A-Tec Plummets in Vienna as Penta Talks Fail, Deadline Lurks
A-Tec Industries AG (ATEC) plummeted in Vienna as Penta Investments Ltd. said talks with the insolvent Austrian engineering company failed and Chief Executive Officer Mirko Kovats faces a midnight deadline to pay creditors.
Shares dropped 29 percent to 84 cents at the 5:30 p.m. close, the lowest since A-Tec started trading in the Austrian capital in 2006. Kovats has until midnight to raise funds he needs to pay creditors 47 percent of their claims, a quota agreed to in a restructuring plan last year.

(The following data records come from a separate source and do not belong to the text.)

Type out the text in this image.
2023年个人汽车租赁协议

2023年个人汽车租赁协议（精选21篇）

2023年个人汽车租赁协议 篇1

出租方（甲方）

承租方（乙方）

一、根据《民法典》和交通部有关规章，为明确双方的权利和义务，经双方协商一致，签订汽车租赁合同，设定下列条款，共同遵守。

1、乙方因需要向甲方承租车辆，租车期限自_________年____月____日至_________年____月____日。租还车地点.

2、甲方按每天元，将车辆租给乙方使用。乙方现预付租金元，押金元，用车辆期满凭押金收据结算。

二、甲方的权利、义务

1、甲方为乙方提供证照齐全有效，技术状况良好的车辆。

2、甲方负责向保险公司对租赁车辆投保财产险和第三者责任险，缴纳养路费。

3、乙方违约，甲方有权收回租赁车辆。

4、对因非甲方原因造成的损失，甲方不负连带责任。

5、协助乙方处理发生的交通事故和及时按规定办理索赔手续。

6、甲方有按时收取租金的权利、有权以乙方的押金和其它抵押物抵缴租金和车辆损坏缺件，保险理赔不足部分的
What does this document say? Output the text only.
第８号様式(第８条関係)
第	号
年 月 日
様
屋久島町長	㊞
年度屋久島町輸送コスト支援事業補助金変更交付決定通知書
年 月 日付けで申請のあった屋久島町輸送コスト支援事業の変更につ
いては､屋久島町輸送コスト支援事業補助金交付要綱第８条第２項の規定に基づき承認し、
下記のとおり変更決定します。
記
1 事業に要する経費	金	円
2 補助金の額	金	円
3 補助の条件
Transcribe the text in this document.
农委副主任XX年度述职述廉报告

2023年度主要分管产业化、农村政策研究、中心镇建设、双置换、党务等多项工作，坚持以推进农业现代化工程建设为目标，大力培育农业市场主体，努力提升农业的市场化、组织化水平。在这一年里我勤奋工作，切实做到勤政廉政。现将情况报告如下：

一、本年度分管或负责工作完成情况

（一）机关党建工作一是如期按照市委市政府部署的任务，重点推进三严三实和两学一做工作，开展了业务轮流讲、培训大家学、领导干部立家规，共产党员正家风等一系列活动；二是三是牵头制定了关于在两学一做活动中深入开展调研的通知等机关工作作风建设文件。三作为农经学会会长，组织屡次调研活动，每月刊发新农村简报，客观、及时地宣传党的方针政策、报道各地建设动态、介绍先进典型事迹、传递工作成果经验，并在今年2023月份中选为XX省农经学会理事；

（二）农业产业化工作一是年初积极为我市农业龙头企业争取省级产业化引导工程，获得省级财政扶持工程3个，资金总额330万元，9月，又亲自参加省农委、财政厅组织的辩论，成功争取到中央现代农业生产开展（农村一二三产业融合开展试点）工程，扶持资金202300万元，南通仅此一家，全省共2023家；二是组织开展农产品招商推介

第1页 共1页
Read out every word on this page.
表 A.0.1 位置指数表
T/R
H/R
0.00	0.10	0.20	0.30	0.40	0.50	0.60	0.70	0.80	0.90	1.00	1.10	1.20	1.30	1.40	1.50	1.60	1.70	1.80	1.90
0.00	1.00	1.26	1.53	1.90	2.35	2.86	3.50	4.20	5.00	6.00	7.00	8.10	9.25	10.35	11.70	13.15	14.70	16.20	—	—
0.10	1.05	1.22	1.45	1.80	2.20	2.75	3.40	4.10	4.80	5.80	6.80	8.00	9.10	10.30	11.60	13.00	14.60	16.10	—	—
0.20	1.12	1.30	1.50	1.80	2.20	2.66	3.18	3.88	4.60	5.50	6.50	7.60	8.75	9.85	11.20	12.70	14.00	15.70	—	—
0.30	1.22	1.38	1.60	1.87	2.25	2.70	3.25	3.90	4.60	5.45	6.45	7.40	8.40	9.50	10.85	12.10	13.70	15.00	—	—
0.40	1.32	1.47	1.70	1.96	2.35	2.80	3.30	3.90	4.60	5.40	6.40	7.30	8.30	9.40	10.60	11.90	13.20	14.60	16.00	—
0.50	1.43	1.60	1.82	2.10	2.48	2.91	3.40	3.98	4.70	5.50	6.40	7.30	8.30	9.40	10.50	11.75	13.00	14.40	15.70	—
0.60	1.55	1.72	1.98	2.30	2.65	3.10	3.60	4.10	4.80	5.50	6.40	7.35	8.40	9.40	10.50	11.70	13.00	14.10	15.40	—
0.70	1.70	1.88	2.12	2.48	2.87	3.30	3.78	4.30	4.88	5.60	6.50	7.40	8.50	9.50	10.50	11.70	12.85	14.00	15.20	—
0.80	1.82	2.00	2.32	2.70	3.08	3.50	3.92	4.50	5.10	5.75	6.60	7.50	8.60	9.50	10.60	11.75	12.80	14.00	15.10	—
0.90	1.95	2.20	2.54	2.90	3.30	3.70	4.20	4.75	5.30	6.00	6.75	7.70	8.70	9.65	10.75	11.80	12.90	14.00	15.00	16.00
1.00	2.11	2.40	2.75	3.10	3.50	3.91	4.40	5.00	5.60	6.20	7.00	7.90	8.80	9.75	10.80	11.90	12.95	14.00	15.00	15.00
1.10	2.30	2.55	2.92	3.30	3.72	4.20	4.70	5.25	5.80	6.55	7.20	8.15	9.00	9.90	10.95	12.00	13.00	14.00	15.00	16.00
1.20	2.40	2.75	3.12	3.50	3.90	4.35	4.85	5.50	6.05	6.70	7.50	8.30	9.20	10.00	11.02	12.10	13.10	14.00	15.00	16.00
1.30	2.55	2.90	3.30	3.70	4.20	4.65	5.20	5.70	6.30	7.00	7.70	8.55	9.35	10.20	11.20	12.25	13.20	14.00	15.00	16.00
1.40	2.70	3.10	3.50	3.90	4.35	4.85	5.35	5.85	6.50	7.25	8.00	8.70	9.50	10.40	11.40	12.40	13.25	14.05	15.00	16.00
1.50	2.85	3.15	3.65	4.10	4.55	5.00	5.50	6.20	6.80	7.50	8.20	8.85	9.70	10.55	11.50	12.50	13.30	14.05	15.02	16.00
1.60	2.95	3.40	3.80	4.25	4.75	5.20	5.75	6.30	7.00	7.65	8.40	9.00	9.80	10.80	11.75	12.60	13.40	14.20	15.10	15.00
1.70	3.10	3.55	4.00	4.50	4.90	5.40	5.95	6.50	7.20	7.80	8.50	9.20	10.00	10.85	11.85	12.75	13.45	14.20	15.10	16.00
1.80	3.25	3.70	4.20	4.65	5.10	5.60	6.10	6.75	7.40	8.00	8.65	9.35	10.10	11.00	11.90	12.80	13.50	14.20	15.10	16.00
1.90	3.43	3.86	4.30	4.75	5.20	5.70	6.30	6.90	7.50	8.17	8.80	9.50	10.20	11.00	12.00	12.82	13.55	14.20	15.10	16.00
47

The sum needed to fulfill the plan stands at 210 million euros ($282 million), according to Wolfgang Hrobar, a member of A-Tec’s creditor committee. Matthias Schmidt, the insolvency administrator, must receive the sum by the end of this month. If he doesn’t, he is mandated by creditors to take control of A-Tec and break it up to raise as much as possible.
A-Tec restarted negotiations with Penta on Sept. 22 after a previous agreement to sell most of its assets to a group led by Contor Industries GmbH fell short of the funds required to pay creditors as Pakistani investor Alshair Fiyaz’s Solstice International dropped out of the deal.
Penta said in a statement today that the talks failed “due to the time constraints and due to the very different expectations of parties involved.”
“Penta Investments is declaring its readiness and willingness to submit a competitive and binding offer” to Schmidt “for particular assets of A-Tec in due course,” according to the e-mailed statement.